Owing perhaps to its ephemeral nature, chlorosis has been particularly alluring to revisionist historians. Recent work has emphasized the importance of the general perception of women and their role in what physicians thought and did about disease, although there is surprisingly little about chlorosis as such in this literature (Hartman and Banner 1974).

Marxist and social historians have also become interested in chlorosis. These revisionist approaches, to varying degrees, tend generally to diminish the importance of pathological physiology in explaining the rise and decline of chlorosis. The more committed the revisionists are to their historical biases, the more difficulty they have squaring their interpretations with those of others as well as with more purely medical explanations.
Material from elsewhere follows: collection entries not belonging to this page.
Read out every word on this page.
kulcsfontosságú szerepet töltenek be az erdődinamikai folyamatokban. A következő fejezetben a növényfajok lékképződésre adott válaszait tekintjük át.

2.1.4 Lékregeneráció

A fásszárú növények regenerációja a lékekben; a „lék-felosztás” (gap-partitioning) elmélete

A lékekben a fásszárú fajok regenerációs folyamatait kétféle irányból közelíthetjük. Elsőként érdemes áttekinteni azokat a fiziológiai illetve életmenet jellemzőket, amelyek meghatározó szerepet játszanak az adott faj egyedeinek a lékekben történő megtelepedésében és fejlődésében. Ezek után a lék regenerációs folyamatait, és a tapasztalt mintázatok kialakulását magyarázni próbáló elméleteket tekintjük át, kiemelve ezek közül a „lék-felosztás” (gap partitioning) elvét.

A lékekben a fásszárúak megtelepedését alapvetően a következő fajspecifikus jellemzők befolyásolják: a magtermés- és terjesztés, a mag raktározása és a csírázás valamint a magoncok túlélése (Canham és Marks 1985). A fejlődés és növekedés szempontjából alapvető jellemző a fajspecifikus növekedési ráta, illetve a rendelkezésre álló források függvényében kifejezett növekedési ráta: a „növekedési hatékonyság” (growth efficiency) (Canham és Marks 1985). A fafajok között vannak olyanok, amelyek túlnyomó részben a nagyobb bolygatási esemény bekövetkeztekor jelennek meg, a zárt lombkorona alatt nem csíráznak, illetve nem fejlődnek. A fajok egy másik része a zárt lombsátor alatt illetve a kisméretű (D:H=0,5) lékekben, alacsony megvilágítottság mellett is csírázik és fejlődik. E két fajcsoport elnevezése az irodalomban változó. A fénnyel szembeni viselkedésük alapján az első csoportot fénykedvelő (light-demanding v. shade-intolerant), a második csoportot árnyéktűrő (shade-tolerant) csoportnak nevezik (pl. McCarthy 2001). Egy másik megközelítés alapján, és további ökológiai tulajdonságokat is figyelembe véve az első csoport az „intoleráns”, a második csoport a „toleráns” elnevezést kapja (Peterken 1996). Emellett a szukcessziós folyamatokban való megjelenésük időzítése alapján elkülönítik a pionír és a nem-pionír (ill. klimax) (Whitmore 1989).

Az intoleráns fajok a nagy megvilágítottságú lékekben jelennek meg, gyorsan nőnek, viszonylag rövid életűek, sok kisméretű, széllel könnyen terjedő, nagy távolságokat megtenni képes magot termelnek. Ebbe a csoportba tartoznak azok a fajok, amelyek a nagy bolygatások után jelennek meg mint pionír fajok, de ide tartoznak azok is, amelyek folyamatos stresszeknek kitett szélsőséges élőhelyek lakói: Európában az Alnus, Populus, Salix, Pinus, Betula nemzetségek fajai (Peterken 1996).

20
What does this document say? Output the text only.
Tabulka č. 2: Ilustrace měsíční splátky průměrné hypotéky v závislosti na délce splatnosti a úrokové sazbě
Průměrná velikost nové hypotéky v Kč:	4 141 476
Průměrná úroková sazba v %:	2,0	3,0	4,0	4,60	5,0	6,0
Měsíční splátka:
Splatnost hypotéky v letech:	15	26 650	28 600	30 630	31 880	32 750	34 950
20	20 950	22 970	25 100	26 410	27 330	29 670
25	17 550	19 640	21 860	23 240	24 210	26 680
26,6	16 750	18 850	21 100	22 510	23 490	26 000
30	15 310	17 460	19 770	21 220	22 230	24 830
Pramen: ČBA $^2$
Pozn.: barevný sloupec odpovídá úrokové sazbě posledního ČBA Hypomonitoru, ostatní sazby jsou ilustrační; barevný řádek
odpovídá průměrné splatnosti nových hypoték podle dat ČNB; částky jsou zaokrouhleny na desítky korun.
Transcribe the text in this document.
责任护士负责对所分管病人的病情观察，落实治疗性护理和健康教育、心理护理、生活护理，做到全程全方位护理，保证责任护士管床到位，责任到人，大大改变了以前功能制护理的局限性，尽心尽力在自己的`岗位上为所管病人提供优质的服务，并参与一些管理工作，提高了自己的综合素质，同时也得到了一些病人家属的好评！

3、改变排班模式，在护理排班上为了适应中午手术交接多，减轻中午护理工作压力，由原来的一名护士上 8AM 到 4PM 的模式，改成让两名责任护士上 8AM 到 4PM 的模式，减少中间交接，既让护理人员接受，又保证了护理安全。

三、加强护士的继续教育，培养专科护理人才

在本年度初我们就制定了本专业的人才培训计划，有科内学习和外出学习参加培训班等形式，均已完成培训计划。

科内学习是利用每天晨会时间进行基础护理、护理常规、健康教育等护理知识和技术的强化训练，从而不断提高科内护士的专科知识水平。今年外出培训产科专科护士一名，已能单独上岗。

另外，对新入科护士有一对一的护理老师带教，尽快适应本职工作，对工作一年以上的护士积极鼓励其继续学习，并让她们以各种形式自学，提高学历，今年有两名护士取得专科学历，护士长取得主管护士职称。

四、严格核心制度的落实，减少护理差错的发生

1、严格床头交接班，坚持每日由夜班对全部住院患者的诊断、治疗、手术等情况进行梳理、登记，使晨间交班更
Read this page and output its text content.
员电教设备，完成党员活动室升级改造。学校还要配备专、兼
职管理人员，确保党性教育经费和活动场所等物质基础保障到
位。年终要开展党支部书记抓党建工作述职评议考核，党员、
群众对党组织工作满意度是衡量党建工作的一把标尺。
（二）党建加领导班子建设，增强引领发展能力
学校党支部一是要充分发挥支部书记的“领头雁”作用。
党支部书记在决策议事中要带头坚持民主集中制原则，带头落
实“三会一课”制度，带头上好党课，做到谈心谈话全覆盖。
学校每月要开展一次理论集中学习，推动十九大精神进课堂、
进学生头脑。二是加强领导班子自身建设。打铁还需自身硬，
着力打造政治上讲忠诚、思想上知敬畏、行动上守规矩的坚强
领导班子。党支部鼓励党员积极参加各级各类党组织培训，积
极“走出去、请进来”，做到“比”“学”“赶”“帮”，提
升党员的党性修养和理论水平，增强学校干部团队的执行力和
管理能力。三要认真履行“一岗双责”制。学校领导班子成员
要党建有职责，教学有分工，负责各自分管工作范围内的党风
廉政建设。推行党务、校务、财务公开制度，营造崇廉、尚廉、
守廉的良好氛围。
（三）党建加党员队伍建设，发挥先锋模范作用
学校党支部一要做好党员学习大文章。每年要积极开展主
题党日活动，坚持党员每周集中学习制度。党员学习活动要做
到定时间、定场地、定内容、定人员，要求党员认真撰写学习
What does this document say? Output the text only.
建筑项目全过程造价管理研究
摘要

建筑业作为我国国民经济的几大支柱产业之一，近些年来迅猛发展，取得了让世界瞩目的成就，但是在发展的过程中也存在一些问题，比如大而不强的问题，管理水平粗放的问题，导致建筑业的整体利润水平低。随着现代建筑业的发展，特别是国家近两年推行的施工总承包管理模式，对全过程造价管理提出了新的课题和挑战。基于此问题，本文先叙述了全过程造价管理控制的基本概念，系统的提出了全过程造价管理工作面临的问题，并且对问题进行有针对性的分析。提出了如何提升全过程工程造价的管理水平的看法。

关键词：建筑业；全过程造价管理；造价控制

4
The Marxist, for example, must construct social and political conditions that produced chlorosis in young women of the capitalist class as well as the oppressed poor, because the evidence is incontrovertible that the condition affected both, as one of them readily acknowledges (Figlio 1978).

The feminists who would argue that nineteenth-century physicians mistreated women consciously on the basis of gender must account for the fact that many of the treatments accorded women by male physicians at the time derived from an inadequate understanding of reproductive physiology, and that masculine sexual conditions were also mistreated. The historian who argues that chlorosis was nothing more than a cultural construction of Victorian family life, that physicians diagnosed the condition simply because they expected to encounter it, and that young women simply learned to manifest the clinical picture of chlorosis (Brumberg 1982) must explain the well-documented existence of the disease in young men as well (Fox 1839; Evans 1845; Witts 1930).

Enthusiasm for new historical approaches to disease should not obscure the importance of the final common pathway of social, political, and cultural forces. And that common denominator for chlorosis in the nineteenth and early twentieth centuries was an iron deficiency anemia. Social and cultural factors certainly predisposed individuals to chlorosis, but persons became patients ultimately because they had red blood cells that were too small and lacked the normal amount of hemoglobin. Poor nutrition -whether due to poverty or cultural preferences-certainly contributed. Physicians, with their heavy reliance on blood-letting, even prophylactically in pregnant women, undoubtedly played a part as well (Siddall 1980). Chlorotic women gave birth to iron-deficient children - "larval chlorotics" they were called. Chlorosis, at bottom, was a deficiency disease. Explaining it historically demands an eclectic historiography. The biopsychosocial model emerging as the proper paradigm for health professionals dealing with disease in our time has always operated historically. Ockham's razor may be useful in logic, but it may slice too narrowly in history. Plethora rather than parsimony more often illuminates the complexities of humanity's interaction with society at any given time and place. Chlorosis is a case in point. There remains ample reason to recall L. J. Witt's remark (1969) that "however one looks at it, one is left with the uneasy feeling that the mystery of chlorosis, like that of Edwin Drood, remains unsolved."